This confession may sound shocking to some of you: I do not like Mother’s Day. Or Father’s Day. And, I am not alone; there are many others like me, although we don’t often admit it.
It was late April 2010, and I stood in line at a department store in Port Orange, FL, purchasing some pretty pink nail polish. While doing so, I used all of my willpower to hold in the tears that wanted to come out. All around me were bright, cheery reminders that Mother’s Day was coming. The sign above me had the word “MOM” directly over the word “WOW.” I wanted to tear it down, but thought better of it. I exited the store and let the tears flow, then made my way back to the hospice where my mother lay, and painted her nails while my four brothers looked on. She had been a nail-biter her whole life, but since having a stroke several days earlier, was no longer doing so, and they had already begun to grow. When she passed away a few days later, her nails looked very pretty, something she had always wanted. Her memorial service was held the day before Mother’s Day.
I have not liked Mother’s Day ever since. Each Mother’s Day I’m transported right back to that store and the sad feeling I had, seeing all the Mother’s Day signs and knowing my mom would not be there for it.
Three years earlier, my father passed away. We were extremely close, running hundreds and hundreds of miles together over the years, and he came to every race I ran, no matter whether it was in our town, or 400 miles away. He was my biggest cheerleader. After he passed away, I found Father’s Day very difficult as well (although, interestingly, not as hard, possibly since I have a heavenly Father who will never leave me).
I am not alone. Many people do not like Mother’s or Father’s Day – some because their parents are gone, some because they have lost children (born or unborn) or cannot have children, and some because their parents were absent or abusive.

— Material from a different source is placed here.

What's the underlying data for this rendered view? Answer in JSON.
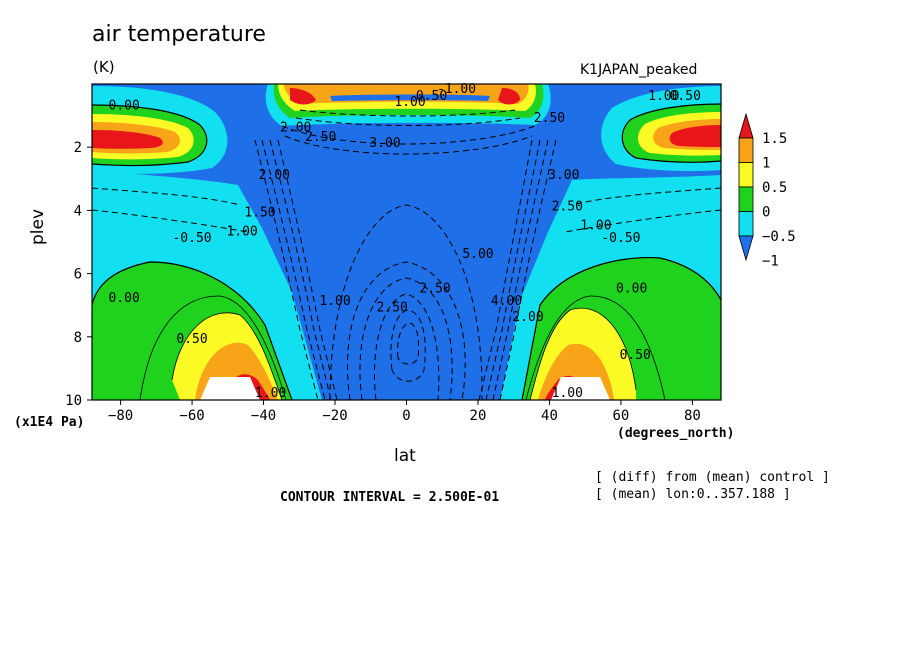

Over the years, I have learned to grin and bear it, since I know my reason for not liking Mother’s and Father’s Day is because I loved them so much, and many other people have much more painful reasons for not liking those days. I feel a sense of guilt for not liking the days, as I had two awesome parents, have been blessed with three incredible children, and have a wonderful mother-in-law. I am truly thankful for all of them.
But, still, the pain is there. I am not advocating the abolishment of Mother’s Day or Father’s Day, nor am I advocating not wishing others a happy day. What I am advocating is what the apostle Paul said in the book of Romans (chapter 12, verse 15): Rejoice with those who rejoice; mourn with those who mourn. When you see those of us with tears in our eyes on Mother’s or Father’s Day, give us the freedom to do so…or maybe even give us a hug. We’ll appreciate your caring, and you will help us get through the day… and maybe even come to like it.